Personal information
- Full name: Simon David Fitzgerald
- Born: 6 December 1966 (age 59) Ilford, London, England
- Batting: Left-handed
- Role: Wicketkeeper

Domestic team information
- 1999–2001: Essex Cricket Board

Career statistics
| Competition | LA |
| Matches | 4 |
| Runs scored | 40 |
| Batting average | 10.00 |
| 100s/50s | –/– |
| Top score | 19 |
| Balls bowled | – |
| Wickets | – |
| Bowling average | – |
| 5 wickets in innings | – |
| 10 wickets in match | – |
| Best bowling | – |
| Catches/stumpings | 2/1 |
- Source: Cricinfo, 7 November 2010

= Simon Fitzgerald =

English cricketer

Simon David Fitzgerald (born 6 December 1966) is a former English cricketer.

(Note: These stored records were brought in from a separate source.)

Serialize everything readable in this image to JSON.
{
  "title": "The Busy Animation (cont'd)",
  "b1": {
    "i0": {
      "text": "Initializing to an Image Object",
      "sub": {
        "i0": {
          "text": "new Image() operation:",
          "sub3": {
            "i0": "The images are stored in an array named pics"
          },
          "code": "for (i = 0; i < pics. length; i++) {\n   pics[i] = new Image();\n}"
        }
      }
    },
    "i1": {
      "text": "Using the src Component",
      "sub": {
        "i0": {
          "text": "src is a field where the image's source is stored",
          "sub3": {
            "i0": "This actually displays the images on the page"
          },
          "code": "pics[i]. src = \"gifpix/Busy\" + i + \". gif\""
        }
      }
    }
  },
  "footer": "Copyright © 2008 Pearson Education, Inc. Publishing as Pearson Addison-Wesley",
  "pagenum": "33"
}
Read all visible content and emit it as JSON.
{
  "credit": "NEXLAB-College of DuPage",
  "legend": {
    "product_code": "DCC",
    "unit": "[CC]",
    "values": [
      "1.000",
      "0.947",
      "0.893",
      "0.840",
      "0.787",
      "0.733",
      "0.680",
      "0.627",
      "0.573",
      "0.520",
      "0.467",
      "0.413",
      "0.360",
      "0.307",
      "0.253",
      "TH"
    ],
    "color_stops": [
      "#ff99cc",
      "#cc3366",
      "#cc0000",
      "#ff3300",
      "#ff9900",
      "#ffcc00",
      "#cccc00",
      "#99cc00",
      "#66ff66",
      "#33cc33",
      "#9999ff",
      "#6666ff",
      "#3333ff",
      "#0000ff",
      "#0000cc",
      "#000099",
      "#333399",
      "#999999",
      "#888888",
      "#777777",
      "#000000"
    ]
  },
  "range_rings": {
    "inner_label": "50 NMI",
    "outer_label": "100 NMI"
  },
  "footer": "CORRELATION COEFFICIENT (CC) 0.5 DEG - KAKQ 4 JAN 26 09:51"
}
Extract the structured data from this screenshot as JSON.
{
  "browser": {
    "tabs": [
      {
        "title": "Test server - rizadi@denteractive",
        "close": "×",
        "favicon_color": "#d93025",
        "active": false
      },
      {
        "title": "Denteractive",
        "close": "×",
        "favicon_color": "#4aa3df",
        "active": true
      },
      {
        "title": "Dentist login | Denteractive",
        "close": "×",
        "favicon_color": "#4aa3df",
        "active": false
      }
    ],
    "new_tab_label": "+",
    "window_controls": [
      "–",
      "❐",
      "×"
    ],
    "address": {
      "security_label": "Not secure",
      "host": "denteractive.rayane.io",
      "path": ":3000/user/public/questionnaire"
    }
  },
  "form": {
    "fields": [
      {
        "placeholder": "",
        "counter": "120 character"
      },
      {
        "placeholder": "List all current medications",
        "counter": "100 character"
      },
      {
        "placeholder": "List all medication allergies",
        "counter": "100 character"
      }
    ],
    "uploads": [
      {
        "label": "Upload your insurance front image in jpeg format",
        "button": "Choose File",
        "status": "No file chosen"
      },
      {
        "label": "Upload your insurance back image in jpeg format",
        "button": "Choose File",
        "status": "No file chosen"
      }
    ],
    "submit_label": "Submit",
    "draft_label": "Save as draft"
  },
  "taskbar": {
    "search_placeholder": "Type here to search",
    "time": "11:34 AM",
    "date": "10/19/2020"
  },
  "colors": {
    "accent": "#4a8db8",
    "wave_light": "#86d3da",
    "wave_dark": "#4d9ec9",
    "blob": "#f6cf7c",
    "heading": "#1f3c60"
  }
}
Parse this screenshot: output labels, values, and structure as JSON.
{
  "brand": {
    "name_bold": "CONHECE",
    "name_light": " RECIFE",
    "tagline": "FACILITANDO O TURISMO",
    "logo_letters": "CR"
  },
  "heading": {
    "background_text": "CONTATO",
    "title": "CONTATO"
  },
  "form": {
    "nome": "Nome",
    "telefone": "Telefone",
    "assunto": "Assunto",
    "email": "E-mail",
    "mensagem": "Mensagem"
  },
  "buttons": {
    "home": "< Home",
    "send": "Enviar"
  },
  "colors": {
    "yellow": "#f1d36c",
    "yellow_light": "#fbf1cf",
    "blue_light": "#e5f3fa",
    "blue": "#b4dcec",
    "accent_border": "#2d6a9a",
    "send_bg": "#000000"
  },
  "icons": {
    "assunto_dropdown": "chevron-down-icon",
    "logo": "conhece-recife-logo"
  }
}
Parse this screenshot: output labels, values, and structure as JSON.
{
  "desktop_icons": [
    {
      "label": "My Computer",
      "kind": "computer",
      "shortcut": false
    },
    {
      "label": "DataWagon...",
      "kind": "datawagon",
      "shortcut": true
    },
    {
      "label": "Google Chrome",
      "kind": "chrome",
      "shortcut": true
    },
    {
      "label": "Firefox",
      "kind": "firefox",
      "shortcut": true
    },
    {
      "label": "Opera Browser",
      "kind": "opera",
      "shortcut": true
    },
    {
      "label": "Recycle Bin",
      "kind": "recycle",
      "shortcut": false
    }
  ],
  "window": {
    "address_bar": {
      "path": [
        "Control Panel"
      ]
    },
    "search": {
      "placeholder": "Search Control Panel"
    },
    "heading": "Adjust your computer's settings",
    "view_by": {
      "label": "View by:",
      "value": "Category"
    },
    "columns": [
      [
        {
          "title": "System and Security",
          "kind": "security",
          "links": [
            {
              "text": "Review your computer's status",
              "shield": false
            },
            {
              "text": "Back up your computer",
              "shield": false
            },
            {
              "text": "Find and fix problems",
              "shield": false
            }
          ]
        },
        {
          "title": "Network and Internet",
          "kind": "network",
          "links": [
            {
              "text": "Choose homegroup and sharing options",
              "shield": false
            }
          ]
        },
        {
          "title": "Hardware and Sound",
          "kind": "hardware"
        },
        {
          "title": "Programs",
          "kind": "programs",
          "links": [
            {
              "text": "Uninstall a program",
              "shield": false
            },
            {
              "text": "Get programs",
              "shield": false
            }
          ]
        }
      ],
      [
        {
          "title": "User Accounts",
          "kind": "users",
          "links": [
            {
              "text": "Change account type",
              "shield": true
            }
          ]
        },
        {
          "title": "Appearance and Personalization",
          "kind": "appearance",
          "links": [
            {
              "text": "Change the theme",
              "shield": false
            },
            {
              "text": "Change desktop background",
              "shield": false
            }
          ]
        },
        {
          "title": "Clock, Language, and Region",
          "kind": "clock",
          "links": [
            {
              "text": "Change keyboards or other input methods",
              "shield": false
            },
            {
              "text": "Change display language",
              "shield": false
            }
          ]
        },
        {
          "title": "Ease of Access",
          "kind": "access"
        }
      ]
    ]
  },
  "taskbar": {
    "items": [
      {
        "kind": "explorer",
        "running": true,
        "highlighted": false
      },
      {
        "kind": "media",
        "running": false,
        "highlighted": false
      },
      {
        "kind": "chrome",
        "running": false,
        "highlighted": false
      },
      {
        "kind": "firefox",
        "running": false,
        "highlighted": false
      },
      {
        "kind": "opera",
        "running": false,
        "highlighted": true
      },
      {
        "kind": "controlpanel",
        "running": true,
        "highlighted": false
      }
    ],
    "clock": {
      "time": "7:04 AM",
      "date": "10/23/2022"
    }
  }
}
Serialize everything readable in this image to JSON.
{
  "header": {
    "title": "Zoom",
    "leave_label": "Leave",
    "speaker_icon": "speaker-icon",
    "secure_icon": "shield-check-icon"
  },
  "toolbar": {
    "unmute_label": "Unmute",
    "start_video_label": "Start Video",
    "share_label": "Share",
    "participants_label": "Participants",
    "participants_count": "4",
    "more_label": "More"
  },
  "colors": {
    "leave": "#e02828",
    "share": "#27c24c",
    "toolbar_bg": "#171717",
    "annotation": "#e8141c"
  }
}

Fitzgerald was a left-handed batsman who played primarily as a wicketkeeper. He was born in Ilford, London.

Fitzgerald represented the Essex Cricket Board in List A cricket. His debut List A match came against Ireland in the 1999 NatWest Trophy. From 1999 to 2001, he represented the Board in 4 List A matches, the last of which came against Suffolk in the 2001 Cheltenham & Gloucester Trophy. In his 4 List A matches, he scored 40 runs at a batting average of 10.00, with a high score of 19. Behind the stumps he took 2 catches and made a single stumping.